Open trane opened 13 years ago
Sure. Generally if there are spaces, it's because it's really someone else's code.
Actually, no. You use spaces whenever you want two lines to line up, and you often use more than for spaces do to it. In this example, you indent both the first and the second line with 1 tab, and then use spaces to line up the xdl_change_compact()
calls.
I propose that our solution is fine.
Also, this should be (and is) integrated into #22
6 spaces = 4 spaces + 2 spaces = 1 tab + 2 space. Right?
Not everyone displays it as 4 spaces though.
That is why spaces > tabs. In the case that people don't use 4 spaces for tabs, and there is a tab somewhere that they set as 2, then your 6 spaces would be way off, as opposed to tab + 2 spaces, as the tab scales to the number of spaces they want tab to scale to, where your spaces don't scale at all.
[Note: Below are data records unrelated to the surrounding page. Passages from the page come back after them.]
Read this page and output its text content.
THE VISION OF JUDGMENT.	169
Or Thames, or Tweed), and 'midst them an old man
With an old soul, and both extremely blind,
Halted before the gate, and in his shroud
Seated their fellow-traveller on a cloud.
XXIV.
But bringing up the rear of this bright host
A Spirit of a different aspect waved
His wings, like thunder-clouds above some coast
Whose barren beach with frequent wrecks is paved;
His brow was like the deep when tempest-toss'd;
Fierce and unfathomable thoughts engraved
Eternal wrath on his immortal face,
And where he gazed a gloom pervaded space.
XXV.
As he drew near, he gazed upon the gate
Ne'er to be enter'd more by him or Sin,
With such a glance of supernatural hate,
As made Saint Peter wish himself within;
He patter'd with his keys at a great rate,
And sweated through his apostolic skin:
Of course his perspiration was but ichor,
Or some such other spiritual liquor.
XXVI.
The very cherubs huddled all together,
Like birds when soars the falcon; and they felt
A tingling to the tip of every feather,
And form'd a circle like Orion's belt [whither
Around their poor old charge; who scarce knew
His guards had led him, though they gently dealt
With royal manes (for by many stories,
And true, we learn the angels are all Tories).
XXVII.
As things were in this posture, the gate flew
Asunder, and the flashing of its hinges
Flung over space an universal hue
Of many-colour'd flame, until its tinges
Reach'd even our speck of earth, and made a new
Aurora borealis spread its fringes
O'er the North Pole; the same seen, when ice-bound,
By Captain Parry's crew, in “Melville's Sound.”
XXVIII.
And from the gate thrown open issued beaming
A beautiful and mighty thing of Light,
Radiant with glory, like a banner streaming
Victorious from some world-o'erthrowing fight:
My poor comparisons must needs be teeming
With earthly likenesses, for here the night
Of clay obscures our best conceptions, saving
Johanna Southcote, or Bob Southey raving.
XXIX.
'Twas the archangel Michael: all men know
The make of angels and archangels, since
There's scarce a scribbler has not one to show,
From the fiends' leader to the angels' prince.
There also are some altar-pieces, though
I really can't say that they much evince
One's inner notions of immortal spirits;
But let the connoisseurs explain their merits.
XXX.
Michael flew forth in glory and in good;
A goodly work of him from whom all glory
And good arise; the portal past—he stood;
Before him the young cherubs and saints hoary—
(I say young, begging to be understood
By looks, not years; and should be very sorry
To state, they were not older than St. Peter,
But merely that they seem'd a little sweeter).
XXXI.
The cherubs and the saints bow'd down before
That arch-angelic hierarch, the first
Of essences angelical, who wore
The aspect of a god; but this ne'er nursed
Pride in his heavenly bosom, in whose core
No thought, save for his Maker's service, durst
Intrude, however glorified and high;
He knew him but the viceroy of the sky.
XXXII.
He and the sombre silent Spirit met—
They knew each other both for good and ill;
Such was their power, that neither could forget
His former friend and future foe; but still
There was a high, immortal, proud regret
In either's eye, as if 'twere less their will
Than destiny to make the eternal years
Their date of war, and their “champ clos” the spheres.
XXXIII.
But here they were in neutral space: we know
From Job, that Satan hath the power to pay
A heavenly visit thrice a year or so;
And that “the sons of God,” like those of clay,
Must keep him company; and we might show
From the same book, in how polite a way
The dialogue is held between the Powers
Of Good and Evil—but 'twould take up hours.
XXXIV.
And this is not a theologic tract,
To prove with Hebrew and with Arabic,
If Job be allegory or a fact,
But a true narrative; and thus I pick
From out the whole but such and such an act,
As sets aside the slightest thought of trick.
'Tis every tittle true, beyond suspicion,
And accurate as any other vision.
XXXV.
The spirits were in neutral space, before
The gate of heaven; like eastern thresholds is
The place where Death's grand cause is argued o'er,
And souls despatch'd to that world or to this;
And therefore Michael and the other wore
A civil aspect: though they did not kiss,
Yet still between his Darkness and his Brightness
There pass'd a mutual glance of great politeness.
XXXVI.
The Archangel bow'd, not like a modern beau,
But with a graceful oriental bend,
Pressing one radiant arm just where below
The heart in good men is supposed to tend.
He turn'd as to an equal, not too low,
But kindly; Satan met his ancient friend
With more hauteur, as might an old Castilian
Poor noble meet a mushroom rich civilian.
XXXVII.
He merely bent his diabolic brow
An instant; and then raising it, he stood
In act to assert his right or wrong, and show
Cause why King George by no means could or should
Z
Hey man, I didn't choose the style.
It makes me wonder what they were smoking. The only way to make tabs make sense, is if you use them for everything and don't use spaces for lining up at all. That would sometimes result in something like this...(since they don't use monospaced fonts it still looks a little off)
int fake_func( argument1,
argument2);
I agree there trane here, but hey what do you do.
Huh. Makes sense to me.
There are some places where spaces should be tabs in libdiff.c. Anytime there are 4 spaces, that can be a tab, even if those 4 spaces are for lining things up. If there are 6 spaces, four of them should be 1 tab and the other 2 just spaces. I can fix it if you want.